Combining safe Democratic states with swing states where an Obama victory seems beyond dispute (Ohio, New Hampshire, Wisconsin, Michigan, Pennsylvania), Obama has 269 of the 270 Electoral College votes needed for victory, with further wins sure to come.

Obama also appears far more likely to win than lose the 29 Electoral College votes in Florida. Anything beyond that would be icing on the cake, which Colorado, Iowa and Nevada look likely to provide.

The Republican hope that they were being short-changed by pollsters’ turnout modelling, which they claimed was hewing too close to the 2008 result, has not been realised. Exit polling showed Romney leading among independents but with the Democrats enjoying the higher turnout share, just as the polling consensus had indicated. Turnout among minorities, particularly among African-Americans, appears to have been extremely strong, whereas the Republicans were hoping it would slacken after the Obama-driven euphoria of 2008.

Much of the attention in the early count was lavished once again on Florida, whose penchant for tight results hasn’t diminished any over the past 12 years. The lead on the raw vote bounced back and forth about seven times, but a more nuanced reading of the figures suggested slow-reporting Broward County (home to Fort Lauderdale) would swing the total in Obama’s favour. As the final 15% of the vote count has trickled in, Obama’s very tight lead has slowly widened.

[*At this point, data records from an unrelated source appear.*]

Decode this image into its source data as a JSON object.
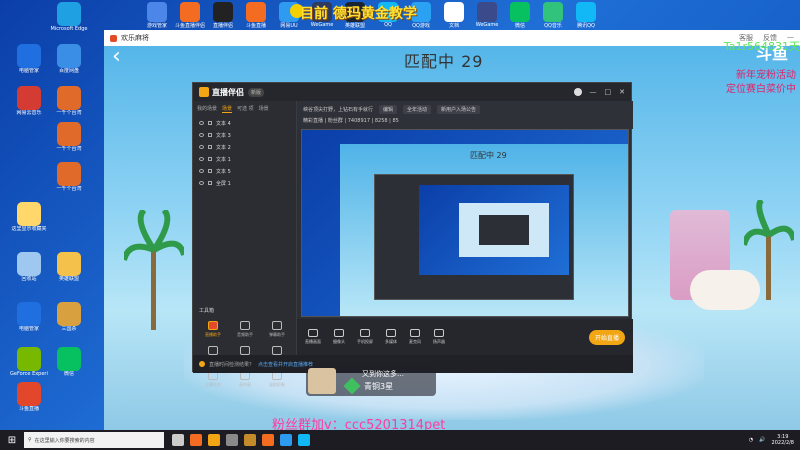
{
  "overlay": {
    "title": "目前 德玛黄金教学",
    "fan_group": "粉丝群加v：ccc5201314pet"
  },
  "desktop": {
    "top_icons": [
      {
        "label": "游戏管家",
        "color": "#4c86e8"
      },
      {
        "label": "斗鱼直播伴侣",
        "color": "#f36c21"
      },
      {
        "label": "直播伴侣",
        "color": "#222"
      },
      {
        "label": "斗鱼直播",
        "color": "#f36c21"
      },
      {
        "label": "网易UU",
        "color": "#2e9bf0"
      },
      {
        "label": "WeGame",
        "color": "#2e3a60"
      },
      {
        "label": "英雄联盟",
        "color": "#1a2430"
      },
      {
        "label": "QQ",
        "color": "#12b7f5"
      },
      {
        "label": "QQ游戏",
        "color": "#2aa1f2"
      },
      {
        "label": "文档",
        "color": "#ffffff"
      },
      {
        "label": "WeGame",
        "color": "#3b4a8a"
      },
      {
        "label": "微信",
        "color": "#07c160"
      },
      {
        "label": "QQ音乐",
        "color": "#31c27c"
      },
      {
        "label": "腾讯QQ",
        "color": "#12b7f5"
      }
    ],
    "left_icons": [
      {
        "label": "Microsoft Edge",
        "color": "#1fa0e3"
      },
      {
        "label": "电脑管家",
        "color": "#1f6fe0"
      },
      {
        "label": "百度网盘",
        "color": "#3a8ee6"
      },
      {
        "label": "网易云音乐",
        "color": "#d43c33"
      },
      {
        "label": "一千个台湾",
        "color": "#e06a2a"
      },
      {
        "label": "一千个台湾",
        "color": "#e06a2a"
      },
      {
        "label": "一千个台湾",
        "color": "#e06a2a"
      },
      {
        "label": "这里显示收藏夹",
        "color": "#ffd76a"
      },
      {
        "label": "回收站",
        "color": "#9ec8f0"
      },
      {
        "label": "英雄联盟",
        "color": "#f4c24a"
      },
      {
        "label": "电脑管家",
        "color": "#1f6fe0"
      },
      {
        "label": "三国杀",
        "color": "#d9a040"
      },
      {
        "label": "GeForce Experience",
        "color": "#76b900"
      },
      {
        "label": "微信",
        "color": "#07c160"
      },
      {
        "label": "斗鱼直播",
        "color": "#e2472b"
      }
    ]
  },
  "main_window": {
    "title": "欢乐麻将",
    "header_right": [
      "客服",
      "反馈",
      "最小化"
    ],
    "matching_text": "匹配中 29",
    "logo_text": "斗鱼",
    "right_id": "Ta1r564831天",
    "promo1": "新年宠粉活动",
    "promo2": "定位赛白菜价中"
  },
  "obs": {
    "app_name": "直播伴侣",
    "version": "新版",
    "tabs": [
      "我的场景",
      "场景",
      "可选 项",
      "场景"
    ],
    "active_tab": "场景",
    "sources": [
      "文本 4",
      "文本 3",
      "文本 2",
      "文本 1",
      "文本 5",
      "全屏 1"
    ],
    "toolbox_title": "工具箱",
    "tools": [
      {
        "label": "直播助手",
        "hl": true
      },
      {
        "label": "音频助手",
        "hl": false
      },
      {
        "label": "弹幕助手",
        "hl": false
      },
      {
        "label": "视频设置",
        "hl": false
      },
      {
        "label": "多人连麦",
        "hl": false
      },
      {
        "label": "弹幕助手",
        "hl": false
      },
      {
        "label": "主播任务",
        "hl": false
      },
      {
        "label": "画中画",
        "hl": false
      },
      {
        "label": "虚拟形象",
        "hl": false
      }
    ],
    "topbar_line1": "峡谷顶尖打野，上钻石有手就行",
    "topbar_edit": "编辑",
    "topbar_category": "全年活动",
    "topbar_new": "新用户入场公告",
    "topbar_line2": "精彩直播 | 粉丝群 | 7408917 | 8258 | 85",
    "preview_text": "匹配中 29",
    "bottom_buttons": [
      "直播画面",
      "摄像头",
      "手机投屏",
      "多媒体",
      "麦克风",
      "扬声器"
    ],
    "start_live": "开始直播",
    "status_text": "直播时间检测结果？",
    "status_link": "点击查看并开启直播推荐"
  },
  "player_card": {
    "name": "又到你这多…",
    "rank": "青铜3星"
  },
  "taskbar": {
    "search_placeholder": "在这里输入你要搜索的内容",
    "apps": [
      {
        "name": "app",
        "color": "#ccc"
      },
      {
        "name": "app",
        "color": "#f36c21"
      },
      {
        "name": "app",
        "color": "#f3a614"
      },
      {
        "name": "app",
        "color": "#8a8a8a"
      },
      {
        "name": "app",
        "color": "#c58a2a"
      },
      {
        "name": "app",
        "color": "#f36c21"
      },
      {
        "name": "app",
        "color": "#2e9bf0"
      },
      {
        "name": "app",
        "color": "#12b7f5"
      }
    ],
    "time": "3:19",
    "date": "2022/2/8"
  }
}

Meanwhile, states which had been the occasional subject of Republican fantasies were going solidly Obama’s way — Michigan, Wisconsin, Minnesota and especially Pennsylvania, where Romney spent time campaigning at the close of the campaign in an evidently desperate attempt to open a path to victory that didn’t involve Ohio. Also in the Obama column early was New Hampshire, a very close swing state on any analysis.

Romney performed better in Virginia, which polling had in fact suggested was a marginally better prospect for Obama than Florida. However, the result is still far from clear. At the time of writing Obama leads 50% to 49%, with the trend running his way as results come in from the outskirts of Washington DC. Romney looks set for a very narrow victory in neighbouring North Carolina, the only swing state where polling consistently had him ahead.

The congressional results have likewise played broadly according to script, with the Republicans on track to retain control of the House but with no chance of seizing control of the Senate. In results that nicely underscore the urgent need for the Republicans to reorient to the centre, Senate candidates Todd Akin and Richard Mourdock, famed for their observations about r-pe and abortion, have been defeated in the races for Missouri and Indiana.